There followed a hilarious few game sessions where players ran around the city like mad things, avoiding cops and gangsters finding clues that pointed at a set up by a European that happened to frequent a specific diner, leaving with a different girl every night.  The players eventually found his lair underground, decorated to look like something out of a Turkish Delight advert (lots of silk and comfort.  In a crypt).

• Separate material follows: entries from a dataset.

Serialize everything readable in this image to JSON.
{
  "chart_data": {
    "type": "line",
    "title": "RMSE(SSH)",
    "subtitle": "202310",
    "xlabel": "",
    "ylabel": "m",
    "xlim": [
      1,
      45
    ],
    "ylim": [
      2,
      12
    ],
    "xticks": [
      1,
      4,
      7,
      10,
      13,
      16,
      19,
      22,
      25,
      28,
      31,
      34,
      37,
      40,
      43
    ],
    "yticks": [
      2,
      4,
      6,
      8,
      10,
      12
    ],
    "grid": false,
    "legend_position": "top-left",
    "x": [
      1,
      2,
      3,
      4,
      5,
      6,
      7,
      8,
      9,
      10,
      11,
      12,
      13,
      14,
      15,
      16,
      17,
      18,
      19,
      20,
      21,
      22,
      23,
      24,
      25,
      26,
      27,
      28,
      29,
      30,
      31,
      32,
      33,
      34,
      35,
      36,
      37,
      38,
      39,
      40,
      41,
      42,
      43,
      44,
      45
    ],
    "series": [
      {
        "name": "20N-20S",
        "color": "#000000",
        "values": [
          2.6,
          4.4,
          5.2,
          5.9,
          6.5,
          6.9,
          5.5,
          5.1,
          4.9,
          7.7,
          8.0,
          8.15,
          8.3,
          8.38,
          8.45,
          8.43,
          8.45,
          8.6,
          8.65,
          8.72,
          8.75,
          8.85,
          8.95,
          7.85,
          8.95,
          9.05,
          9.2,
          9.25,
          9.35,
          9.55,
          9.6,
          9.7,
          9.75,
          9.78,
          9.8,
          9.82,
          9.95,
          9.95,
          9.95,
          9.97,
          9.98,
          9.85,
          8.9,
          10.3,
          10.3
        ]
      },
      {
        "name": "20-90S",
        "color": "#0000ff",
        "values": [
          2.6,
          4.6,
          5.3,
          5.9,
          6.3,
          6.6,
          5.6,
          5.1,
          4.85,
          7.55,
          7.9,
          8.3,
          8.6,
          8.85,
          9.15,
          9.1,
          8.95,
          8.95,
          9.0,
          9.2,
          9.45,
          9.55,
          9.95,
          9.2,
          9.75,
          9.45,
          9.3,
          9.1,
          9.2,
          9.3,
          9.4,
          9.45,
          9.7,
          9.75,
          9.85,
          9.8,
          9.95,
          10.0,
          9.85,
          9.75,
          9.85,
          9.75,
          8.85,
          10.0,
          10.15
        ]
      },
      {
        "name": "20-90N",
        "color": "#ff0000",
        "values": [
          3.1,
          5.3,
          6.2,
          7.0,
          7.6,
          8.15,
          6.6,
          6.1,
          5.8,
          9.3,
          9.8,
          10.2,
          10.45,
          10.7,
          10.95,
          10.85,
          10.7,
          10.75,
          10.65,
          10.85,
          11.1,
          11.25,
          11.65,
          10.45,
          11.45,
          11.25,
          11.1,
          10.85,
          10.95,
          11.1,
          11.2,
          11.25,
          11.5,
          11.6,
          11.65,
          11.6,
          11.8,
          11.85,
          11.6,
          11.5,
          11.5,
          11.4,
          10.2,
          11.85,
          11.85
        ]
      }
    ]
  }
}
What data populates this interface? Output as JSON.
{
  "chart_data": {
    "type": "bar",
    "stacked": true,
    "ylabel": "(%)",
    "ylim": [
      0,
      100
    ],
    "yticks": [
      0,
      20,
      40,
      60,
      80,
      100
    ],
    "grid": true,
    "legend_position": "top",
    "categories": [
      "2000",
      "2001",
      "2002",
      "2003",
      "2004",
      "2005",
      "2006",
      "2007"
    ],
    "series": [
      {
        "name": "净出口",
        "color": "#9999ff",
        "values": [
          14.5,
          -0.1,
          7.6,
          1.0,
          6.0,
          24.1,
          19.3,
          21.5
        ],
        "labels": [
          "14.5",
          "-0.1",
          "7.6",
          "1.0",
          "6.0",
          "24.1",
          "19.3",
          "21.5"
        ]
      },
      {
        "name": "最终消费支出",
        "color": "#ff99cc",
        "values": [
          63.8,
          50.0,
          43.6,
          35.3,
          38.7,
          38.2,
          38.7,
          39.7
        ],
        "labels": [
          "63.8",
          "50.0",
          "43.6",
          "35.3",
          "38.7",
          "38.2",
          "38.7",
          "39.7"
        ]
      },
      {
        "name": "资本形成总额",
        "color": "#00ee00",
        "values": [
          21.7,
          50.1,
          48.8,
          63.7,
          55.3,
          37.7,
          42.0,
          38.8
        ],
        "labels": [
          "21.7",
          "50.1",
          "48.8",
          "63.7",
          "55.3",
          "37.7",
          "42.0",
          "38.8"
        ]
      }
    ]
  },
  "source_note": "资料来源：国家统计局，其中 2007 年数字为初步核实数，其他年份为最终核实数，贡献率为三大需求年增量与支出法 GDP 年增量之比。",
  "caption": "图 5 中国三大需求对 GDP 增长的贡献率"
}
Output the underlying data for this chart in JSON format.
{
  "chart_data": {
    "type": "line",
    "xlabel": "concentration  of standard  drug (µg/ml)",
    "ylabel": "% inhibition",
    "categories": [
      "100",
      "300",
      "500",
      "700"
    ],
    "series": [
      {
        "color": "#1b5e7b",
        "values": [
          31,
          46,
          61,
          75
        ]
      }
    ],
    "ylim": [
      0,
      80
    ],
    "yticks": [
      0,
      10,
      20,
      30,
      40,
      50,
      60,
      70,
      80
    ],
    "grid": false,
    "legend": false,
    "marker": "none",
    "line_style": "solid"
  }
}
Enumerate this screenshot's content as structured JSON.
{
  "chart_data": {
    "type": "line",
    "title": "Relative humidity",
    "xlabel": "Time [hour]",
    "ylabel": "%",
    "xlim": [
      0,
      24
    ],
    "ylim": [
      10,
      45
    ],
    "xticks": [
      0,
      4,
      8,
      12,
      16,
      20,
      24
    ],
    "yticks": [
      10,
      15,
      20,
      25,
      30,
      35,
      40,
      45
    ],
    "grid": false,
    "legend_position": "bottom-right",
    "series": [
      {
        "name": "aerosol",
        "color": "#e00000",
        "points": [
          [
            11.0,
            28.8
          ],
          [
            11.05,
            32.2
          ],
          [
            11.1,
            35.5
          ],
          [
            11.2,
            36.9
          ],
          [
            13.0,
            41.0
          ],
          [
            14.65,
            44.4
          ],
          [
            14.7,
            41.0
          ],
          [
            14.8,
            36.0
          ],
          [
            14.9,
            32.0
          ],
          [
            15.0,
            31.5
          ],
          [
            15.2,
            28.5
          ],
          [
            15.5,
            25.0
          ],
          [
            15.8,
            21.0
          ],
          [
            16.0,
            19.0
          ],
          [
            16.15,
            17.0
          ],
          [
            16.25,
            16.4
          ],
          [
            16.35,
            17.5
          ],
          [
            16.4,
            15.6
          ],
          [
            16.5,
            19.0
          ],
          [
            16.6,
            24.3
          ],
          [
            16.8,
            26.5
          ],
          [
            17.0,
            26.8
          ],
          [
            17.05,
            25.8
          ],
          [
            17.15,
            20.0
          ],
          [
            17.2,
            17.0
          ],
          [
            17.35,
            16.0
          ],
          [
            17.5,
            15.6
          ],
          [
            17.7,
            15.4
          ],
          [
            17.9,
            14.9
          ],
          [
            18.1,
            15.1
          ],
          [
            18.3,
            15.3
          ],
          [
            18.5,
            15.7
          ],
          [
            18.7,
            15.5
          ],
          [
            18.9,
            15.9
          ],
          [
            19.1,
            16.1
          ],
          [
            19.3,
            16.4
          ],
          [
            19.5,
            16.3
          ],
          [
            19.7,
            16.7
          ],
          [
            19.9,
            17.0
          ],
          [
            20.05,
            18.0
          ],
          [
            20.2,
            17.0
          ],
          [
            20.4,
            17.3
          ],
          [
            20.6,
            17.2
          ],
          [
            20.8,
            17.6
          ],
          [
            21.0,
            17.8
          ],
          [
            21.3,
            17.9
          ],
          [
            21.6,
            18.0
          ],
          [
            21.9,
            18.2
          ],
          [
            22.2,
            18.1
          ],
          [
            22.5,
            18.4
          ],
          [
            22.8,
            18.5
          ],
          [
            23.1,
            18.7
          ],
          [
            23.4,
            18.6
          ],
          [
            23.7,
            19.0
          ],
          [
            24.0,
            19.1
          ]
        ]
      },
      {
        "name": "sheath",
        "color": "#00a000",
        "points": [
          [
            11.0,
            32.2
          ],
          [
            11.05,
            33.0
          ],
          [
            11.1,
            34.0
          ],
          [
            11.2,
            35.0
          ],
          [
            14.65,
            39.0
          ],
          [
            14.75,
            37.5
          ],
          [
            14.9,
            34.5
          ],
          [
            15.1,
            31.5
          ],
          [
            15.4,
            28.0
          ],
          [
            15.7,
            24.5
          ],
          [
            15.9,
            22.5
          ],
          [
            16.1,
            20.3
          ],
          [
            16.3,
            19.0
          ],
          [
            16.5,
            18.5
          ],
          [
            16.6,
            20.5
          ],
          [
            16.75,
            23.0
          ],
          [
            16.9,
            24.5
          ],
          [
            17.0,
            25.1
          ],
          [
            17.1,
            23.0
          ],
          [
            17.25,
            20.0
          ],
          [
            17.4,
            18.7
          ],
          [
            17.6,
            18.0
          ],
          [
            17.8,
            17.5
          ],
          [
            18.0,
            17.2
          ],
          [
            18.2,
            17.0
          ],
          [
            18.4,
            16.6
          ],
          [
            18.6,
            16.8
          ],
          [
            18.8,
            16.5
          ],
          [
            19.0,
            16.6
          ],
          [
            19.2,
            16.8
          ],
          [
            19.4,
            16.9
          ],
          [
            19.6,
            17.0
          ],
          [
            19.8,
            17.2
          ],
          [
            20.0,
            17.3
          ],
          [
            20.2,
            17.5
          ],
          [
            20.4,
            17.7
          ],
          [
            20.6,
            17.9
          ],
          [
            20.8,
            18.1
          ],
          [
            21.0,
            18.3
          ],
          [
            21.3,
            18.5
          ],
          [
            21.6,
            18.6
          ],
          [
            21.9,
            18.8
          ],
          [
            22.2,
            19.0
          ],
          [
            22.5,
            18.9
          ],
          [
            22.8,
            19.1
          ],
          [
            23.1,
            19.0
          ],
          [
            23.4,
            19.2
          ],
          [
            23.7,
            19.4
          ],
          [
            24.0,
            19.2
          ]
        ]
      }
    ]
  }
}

The players challenged him, and he tried to lie his way out.  They didn’t believe him and they fought.  And despite being formidable, he had no desire to kill them (particularly as two of the players were female with appearance ratings 3 and 4 out of 5 – I did mention he is quite shallow, right?)  Heinrich surrendered and offered the truth.  Not the whole truth but enough of it.  He convinced the players he was on their side regarding Strife and that he would cause no more trouble.  He also, using his illusion casting ability of Chimerstry offered them the opportunity to kill the mastermind behind the war (he had been using a duel identity and was seen in various places wearing a different face so that alibi would work.)  He even said that the players should tell the prince the person they defeated was working for none other than Heinrich.  That way the Prince, who hated Heinrich already, would vent all his fury away from the players.   (See, he was looking out for them…) The players went along with it though some were less happy that he had stirred up a war.  And that was that.  Heinrich didn’t find Strife but did get his own back.  And the players got away with letting him escape, though often came to regret it every time something weird happened.  When that happened it was usually only a matter of time before someone would say something like “It’s that bloody Ravnos again…” one part exasperated and one part amused.  Once, they even tracked him down to demand an explanation (he was unexpectedly innocent this time) and found his new lair.  They knocked on the door which was answered a minute or so later by a barely clad and disheveled Heinrich (he had company).  I think, given that he had no clue what the players were asking about and he was in the middle of something else that held his attention that is probably the only time the players had the upper hand on him and it was really funny to play as the players were more than happy to keep him away from his guest for as long as they needed to.

Heinrich has shown up several times since then, more often than not as an ally against the player’s enemies.  But he is just mischevious enough to be causing trouble as well and the players never forget that.  And they love him for it.

What NPCs have made their way into your player’s affections?  Or are you a player?  Which NPCs hold your attention the most?